Now, with our movie_matrix adjusted with our SVD predictions and saved in a new matrix called movie_matrix_svd, we can calculate the RMSE of our new predictions that were calculated using singular value decomposition and dimensionality reduction from a matrix of rank=943 to rank=20:
movie_matrix1 <- as(as.matrix(movie_matrix), "realRatingMatrix")
calcPredictionAccuracy(x = as(movie_matrix_svd, "realRatingMatrix"), data = movie_matrix1)
## RMSE MSE MAE
## 0.22599232 0.05107253 0.07723558
From our RMSE calculations, we can see that our root-mean standard error is about 0.23. We can compare this to the RMSE values we computed last week when we ran our item-based collaborative filtering and user-based collaborative filtering algorithms to see which method yielded movie predictions that more closely matched our full matrix.
User-based collaborative filtering algorithm
tic("UBCF Algorithm Processing")
movies_ubcf <- as(movie_matrix_orig, "realRatingMatrix")
evaluation_scheme <- evaluationScheme(data = movies_ubcf, method = "split", train = 0.8, given = 10, goodRating = 3, k = 10)
ubcf <- Recommender(getData(evaluation_scheme, "train"), method='ubcf', parameter= list(method = 'pearson', nn = 100, normalize = 'center'))
ubcf_predict <- predict(ubcf, newdata = getData(evaluation_scheme, "known"), n = 6, type = "ratings")
calcPredictionAccuracy(x = ubcf_predict, data = getData(evaluation_scheme, "unknown"), byUser = FALSE)
## RMSE MSE MAE
## 1.0176856 1.0356841 0.6523523
toc(log = TRUE, quiet = TRUE)
Item-based collaborative filtering algorithm
tic("IBCF Algorithm Processing")
movies_ibcf <- as(movie_matrix_orig, "realRatingMatrix")
evaluation_scheme_ibcf <- evaluationScheme(data = movies_ibcf, method = "split", train = 0.8, given = 10, goodRating = 3, k = 10)
ibcf <- Recommender(getData(evaluation_scheme_ibcf, "train"), method='ibcf', parameter= list(method = 'pearson', k = 98, normalize = 'center'))
ibcf_predict <- predict(ibcf, newdata = getData(evaluation_scheme_ibcf, "known"), n = 6, type = "ratings")
calcPredictionAccuracy(x = ibcf_predict, data = getData(evaluation_scheme_ibcf, "unknown"), byUser = FALSE)
## RMSE MSE MAE
## 1.388195 1.927084 0.578933
toc(log = TRUE, quiet = TRUE)
As we can see from our RMSE calculations, our SVD approach yielded a much lower RMSE value than our previous two algorithms – IBCF and UBCF generated much higher RMSE values. Additionally, utilizing SVD instead of IBCF or UBCF may be more beneficial in this instance of building a recommendation system with the MovieLense data.

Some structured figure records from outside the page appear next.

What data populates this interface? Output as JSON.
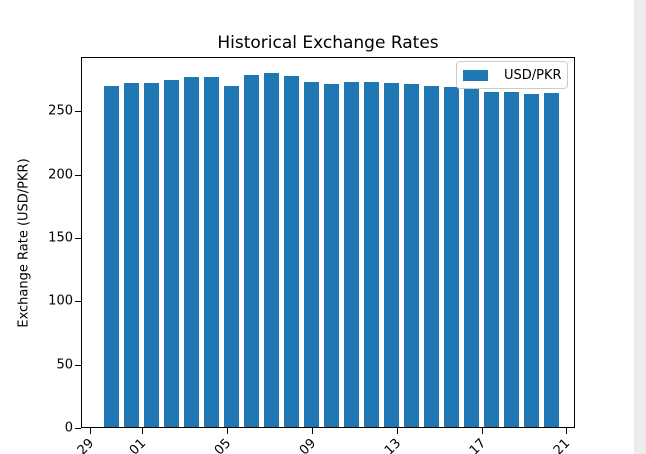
{
  "page": {
    "background_color": "#ffffff",
    "right_strip_color": "#ececec"
  },
  "chart_data": {
    "type": "bar",
    "title": "Historical Exchange Rates",
    "xlabel": "",
    "ylabel": "Exchange Rate (USD/PKR)",
    "legend": {
      "label": "USD/PKR",
      "position": "upper right"
    },
    "bar_color": "#1f77b4",
    "grid": false,
    "ylim": [
      0,
      293
    ],
    "y_ticks": [
      0,
      50,
      100,
      150,
      200,
      250
    ],
    "x_tick_labels": [
      "29",
      "01",
      "05",
      "09",
      "13",
      "17",
      "21"
    ],
    "x_tick_labels_clipped": true,
    "series": [
      {
        "name": "USD/PKR",
        "values": [
          269.5,
          271.4,
          271.4,
          274.0,
          276.7,
          276.7,
          269.5,
          277.9,
          279.8,
          277.1,
          272.7,
          270.8,
          272.7,
          272.7,
          271.4,
          270.6,
          269.5,
          268.7,
          266.8,
          264.8,
          264.2,
          262.7,
          263.4
        ]
      }
    ]
  }
}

We can test how computationally expensive each algorithm is:
log <- as.data.frame(unlist(tic.log(format = TRUE)))
colnames(log) <- c("Run Time")
knitr::kable(log, format = "html") %>%
kableExtra::kable_styling(bootstrap_options = c("striped", "hover"))
| Run Time |
|---|
| SVD Processing: 0.87 sec elapsed |
| UBCF Algorithm Processing: 7.24 sec elapsed |
| IBCF Algorithm Processing: 11.14 sec elapsed |
As we can see above, our SVD processing was much faster than our UBCF or IBCF algorithms. The processing time for SVD was about three times faster than our UBCF processing and about five times faster than our IBCF processing! In the end, SVD does provide certain advantages for a user-item matrix such as movie ratings – and it’s success has been well documented in the Netflix Prize. However, as mentioned in the weekly materials, SVD can provide singular values that are difficult to interpret, which leads some to look for other alternatives.